The department said that the zoos are being closed after they failed to comply with the new measures and are unsanitary and unsafe for the animals.

They have also not complied with the Wildlife Conservation Regulations 2012, the new regulations regarding the country’s zoos, which came into effect February 1.

The 6 zoos to be closed are Lye Huat Garden in Kedah, Kuala Krai bird park in Kelantan, Countryview Recreation in Pahang, PD Mini Zoo in Negri Sembilan, Taman Kuang in Ajil, Terengganu, and Animal Wonderland at Mines Wonderland in Selangor.

The department said the 6 were closed following examinations by staff at 45 zoos and animal parks across Malaysia.

“All the affected animals will either be released to their natural habitats after a rehabilitation process (for local species) or handed over to other zoos in the country,” the department said in a statement on Wednesday.

Under the new regulations, zoos and animal parks are required to ensure that the welfare, health and safety of the animals are being closely monitored.

The closures also come as another set of regulations are to be established this month, but animal rights activists are tentatively optimistic they will make an impact.

Malaysian Animal Welfare Society president Shenaaz Khan told The Sun newspaper that she believes that without a strong enforcement operation, the laws are meaningless and zoos can continue to treat animals poorly.

Under these new regulations, even forcing animals to ride a bicycle and juggle balls is an act of cruelty to animals because it is not their natural behavior,” she said.

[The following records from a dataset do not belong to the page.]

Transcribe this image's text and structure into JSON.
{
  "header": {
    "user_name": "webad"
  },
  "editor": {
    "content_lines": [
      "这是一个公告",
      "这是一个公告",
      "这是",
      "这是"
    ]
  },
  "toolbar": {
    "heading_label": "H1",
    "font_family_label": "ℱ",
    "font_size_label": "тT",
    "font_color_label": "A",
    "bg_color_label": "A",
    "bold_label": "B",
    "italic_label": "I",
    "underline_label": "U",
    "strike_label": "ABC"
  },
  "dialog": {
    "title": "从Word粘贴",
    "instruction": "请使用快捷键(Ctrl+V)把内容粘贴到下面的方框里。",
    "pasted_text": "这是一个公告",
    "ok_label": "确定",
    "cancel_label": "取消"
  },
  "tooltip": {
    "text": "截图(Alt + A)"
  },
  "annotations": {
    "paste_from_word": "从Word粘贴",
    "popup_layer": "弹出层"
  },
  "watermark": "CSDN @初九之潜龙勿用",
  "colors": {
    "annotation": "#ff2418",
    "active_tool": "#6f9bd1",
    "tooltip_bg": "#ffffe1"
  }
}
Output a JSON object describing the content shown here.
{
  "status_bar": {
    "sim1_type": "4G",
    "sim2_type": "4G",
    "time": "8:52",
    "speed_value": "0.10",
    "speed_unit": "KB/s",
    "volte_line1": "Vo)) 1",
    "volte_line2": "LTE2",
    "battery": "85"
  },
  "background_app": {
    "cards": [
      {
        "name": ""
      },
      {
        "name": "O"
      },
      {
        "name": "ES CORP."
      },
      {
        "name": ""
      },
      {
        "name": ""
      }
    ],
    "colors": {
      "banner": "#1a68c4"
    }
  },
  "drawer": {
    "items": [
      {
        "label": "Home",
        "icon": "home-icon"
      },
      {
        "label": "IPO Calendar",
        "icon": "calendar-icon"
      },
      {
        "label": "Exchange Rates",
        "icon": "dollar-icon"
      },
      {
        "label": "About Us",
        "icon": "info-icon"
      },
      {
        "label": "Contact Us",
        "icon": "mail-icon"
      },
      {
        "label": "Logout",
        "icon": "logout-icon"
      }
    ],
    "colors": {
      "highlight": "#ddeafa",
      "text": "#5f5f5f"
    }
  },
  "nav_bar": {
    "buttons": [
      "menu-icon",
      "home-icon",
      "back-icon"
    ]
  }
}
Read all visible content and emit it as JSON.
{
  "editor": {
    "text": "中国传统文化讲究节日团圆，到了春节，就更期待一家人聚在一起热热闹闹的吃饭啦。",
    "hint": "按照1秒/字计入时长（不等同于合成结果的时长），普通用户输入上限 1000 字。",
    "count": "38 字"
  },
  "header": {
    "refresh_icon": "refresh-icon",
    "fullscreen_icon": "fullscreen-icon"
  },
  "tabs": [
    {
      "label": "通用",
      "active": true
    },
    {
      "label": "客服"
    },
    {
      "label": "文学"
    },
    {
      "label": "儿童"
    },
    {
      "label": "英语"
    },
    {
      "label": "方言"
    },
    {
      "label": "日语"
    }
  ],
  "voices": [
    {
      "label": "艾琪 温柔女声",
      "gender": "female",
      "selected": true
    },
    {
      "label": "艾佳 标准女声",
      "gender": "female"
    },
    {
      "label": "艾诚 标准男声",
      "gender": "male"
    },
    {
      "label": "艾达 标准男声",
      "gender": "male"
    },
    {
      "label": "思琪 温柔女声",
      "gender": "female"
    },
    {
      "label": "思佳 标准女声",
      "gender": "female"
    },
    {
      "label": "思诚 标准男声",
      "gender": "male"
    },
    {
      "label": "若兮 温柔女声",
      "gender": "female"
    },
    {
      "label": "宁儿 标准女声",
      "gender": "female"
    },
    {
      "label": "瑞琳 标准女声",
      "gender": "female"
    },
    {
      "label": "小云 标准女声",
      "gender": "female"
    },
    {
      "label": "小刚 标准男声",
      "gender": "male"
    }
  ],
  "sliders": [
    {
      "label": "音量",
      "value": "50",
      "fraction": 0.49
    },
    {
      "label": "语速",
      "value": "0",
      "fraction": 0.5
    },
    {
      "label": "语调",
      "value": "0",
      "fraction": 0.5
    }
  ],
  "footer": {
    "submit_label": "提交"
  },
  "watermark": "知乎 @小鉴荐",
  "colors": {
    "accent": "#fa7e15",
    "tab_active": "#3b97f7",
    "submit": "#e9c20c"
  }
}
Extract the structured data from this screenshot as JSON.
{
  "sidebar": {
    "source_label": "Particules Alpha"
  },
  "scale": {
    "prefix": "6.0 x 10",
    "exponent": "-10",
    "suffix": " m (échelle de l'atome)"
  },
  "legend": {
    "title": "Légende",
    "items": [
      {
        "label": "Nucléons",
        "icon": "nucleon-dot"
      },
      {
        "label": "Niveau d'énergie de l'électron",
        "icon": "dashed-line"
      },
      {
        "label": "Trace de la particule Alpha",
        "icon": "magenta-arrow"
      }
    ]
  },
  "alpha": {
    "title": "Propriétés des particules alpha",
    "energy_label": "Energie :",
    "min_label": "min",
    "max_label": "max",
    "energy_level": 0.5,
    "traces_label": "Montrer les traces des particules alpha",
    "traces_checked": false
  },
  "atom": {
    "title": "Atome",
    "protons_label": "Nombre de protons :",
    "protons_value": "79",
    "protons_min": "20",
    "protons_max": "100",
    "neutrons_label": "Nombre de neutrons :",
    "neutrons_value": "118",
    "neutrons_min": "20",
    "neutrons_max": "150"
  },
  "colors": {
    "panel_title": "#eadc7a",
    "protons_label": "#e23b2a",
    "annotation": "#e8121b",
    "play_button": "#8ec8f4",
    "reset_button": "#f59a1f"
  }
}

But she fears that without proper government enforcement and ending permits for new zoos in order to focus on the existing zoos and their conditions, these acts will persist.

The new regulations for zoos in Malaysia are in line with international standards, and have garnered the support from animal rights groups and activists, despite the worry over enforcement.

They include minimum cage sizes as well as having quarantine areas and a veterinary clinic or animal hospital with a full-time veterinary on site.

Shockingly, some “animal sanctuaries” in the country do not currently have an on-site veterinary to treat animal injuries.

Also, zoos and other facilities must deliver vaccinations to all animals, “supply nutritious and adequate food, maintain cleanliness and keep a proper medical record of the animals, perform euthanasia when necessary, conduct wildlife shows involving the animals’ natural  behaviour and submit a deposit to the Wildlife Department for the upkeep of animals in the event of a seizure.”

For the country’s local activist community, it is all part of new direction for Malaysia on animal issues and anti-cruelty measures.

“We have long struggled with these issues in Malaysia and finally there is some movement,” Mahathir Abdul Aziz told Bikyamasr.com. “I have been to these places and documented the poor conditions. Already, though I see places starting to change how they work and treat animals.”